It was well over a year ago when CL published a cover story on the issue of instant potable reuse for water (IPR) for the city of Tampa as a way to address its water needs for the future.
IPR at its essence, is recycling and treating sewage and other wastewater to drink. It's an idea that was championed in 2009 and early 2010 by Tampa City Councilman Charlie Miranda, who in conjunction with officials at USF helped conduct a couple of seminars on the subject last year in town.
It's also undoubtedly controversial, and Miranda later dropped his idea of trying to get the council to vote on putting a measure on this week's ballot on having citizens weigh in on the topic, realizing that it's an issue that the public needs a lot of education on before considering.

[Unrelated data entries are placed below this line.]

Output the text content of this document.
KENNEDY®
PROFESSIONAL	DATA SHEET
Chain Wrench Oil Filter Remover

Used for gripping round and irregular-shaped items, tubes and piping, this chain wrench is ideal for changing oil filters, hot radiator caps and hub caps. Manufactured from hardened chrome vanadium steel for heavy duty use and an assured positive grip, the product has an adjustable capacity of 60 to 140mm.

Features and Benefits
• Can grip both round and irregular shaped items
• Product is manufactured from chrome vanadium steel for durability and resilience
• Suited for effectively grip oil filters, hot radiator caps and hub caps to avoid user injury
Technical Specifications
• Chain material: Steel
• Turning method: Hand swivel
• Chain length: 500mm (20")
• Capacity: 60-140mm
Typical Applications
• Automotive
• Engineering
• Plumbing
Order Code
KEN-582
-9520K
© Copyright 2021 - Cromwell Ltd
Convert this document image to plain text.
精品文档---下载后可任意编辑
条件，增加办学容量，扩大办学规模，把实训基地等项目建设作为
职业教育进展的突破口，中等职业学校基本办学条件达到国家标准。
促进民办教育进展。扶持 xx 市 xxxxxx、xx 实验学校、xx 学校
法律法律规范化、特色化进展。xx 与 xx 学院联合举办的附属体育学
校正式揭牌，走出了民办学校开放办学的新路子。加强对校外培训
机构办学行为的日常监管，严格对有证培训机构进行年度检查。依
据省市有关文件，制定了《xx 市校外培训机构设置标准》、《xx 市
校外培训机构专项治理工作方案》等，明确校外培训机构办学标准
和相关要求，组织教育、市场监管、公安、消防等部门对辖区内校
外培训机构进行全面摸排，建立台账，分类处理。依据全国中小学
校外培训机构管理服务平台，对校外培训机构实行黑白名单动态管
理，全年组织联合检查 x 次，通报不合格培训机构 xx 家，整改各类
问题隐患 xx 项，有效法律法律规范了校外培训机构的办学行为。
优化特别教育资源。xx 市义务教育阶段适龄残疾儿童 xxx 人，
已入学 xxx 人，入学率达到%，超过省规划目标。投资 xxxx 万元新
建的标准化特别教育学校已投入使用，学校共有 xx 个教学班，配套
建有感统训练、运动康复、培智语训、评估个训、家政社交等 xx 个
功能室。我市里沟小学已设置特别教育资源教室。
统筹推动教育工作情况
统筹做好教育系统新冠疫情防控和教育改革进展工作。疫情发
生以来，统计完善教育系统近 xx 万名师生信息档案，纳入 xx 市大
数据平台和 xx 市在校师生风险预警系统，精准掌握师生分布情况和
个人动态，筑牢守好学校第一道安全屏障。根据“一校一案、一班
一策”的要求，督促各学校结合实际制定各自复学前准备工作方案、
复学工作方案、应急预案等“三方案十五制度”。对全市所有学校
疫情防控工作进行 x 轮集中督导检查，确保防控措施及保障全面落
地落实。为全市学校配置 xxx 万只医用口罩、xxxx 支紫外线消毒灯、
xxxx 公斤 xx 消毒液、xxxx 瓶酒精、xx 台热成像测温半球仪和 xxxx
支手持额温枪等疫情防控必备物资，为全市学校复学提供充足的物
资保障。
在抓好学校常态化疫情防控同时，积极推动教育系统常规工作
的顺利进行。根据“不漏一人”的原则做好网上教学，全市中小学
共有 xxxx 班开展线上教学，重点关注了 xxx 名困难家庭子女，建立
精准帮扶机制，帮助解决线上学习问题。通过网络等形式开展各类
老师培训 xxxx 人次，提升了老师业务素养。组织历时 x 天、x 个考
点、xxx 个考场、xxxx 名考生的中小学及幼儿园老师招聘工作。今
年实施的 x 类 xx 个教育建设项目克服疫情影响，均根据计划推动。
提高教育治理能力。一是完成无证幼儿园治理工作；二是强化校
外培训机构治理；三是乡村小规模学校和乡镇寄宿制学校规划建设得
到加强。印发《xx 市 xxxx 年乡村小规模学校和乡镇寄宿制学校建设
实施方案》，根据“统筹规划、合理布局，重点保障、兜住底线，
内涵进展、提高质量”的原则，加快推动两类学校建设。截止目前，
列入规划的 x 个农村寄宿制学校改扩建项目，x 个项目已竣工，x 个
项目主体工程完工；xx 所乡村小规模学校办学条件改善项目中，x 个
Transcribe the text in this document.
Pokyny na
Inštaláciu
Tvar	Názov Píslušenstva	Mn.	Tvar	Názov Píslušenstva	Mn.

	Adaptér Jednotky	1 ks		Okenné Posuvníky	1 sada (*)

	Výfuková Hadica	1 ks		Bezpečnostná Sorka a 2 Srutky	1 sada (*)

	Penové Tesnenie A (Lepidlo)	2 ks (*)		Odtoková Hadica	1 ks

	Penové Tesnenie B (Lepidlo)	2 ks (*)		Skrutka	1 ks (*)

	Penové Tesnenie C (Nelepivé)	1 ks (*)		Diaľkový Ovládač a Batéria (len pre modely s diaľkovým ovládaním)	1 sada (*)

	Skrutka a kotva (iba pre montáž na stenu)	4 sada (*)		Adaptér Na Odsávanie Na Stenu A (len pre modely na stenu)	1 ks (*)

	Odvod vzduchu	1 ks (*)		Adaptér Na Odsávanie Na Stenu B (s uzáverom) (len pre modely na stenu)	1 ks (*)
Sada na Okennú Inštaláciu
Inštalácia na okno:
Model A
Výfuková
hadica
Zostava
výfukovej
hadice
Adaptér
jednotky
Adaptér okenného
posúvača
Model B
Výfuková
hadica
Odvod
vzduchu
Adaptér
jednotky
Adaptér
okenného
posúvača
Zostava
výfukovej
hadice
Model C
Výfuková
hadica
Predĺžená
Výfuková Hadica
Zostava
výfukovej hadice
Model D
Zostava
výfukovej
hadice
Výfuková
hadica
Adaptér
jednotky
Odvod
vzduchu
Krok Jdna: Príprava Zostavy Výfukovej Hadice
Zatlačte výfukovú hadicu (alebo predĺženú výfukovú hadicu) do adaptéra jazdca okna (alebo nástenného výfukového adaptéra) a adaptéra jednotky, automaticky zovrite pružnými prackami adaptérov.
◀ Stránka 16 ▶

We're reviving the issue because USA Today's cover story this Thursday reports that Singapore is "aggressively promoting a solution to the water scarcity that vexes countries worldwide: recycling toilet water to drink."
The story's jump page headline is something that every reporter who writes about this always mentions, "Overcoming the 'yuck factor.'"
The article delves into many of the issues about the process that we explored in reporting on this last year. It reports that all water is to some extent, recycled:
River water often is treated and used by one city, then waste may be funneled into pipes and discharged downstream, according to Benedek.
Some environmental groups are betting that as knowledge about wastewater recycling grows, so will its adoption across the USA. Besides alleviating drinking water shortages, the technology means less waste discharged into the ocean, says Rick Wilson, coastal management coordinator at Surfrider Foundation, an advocacy group for oceans and beaches.
The promise is leading San Diego, on the heels of neighboring Orange County's momentum, to give the technology another shot. It plans to open a test wastewater purification facility, producing 1 million gallons of water a day, to the public in June.
Says Alma Rife of the San Diego Public Utilities Department: "Once people understand this, the yuck factor breaks away."
CL asked both Bob Buckhorn and Rose Ferlita about IPR during our debate last month, and we believe both said they were open to learning more about the process. We'll be curious to see if Councilman Miranda opts to revive the issue.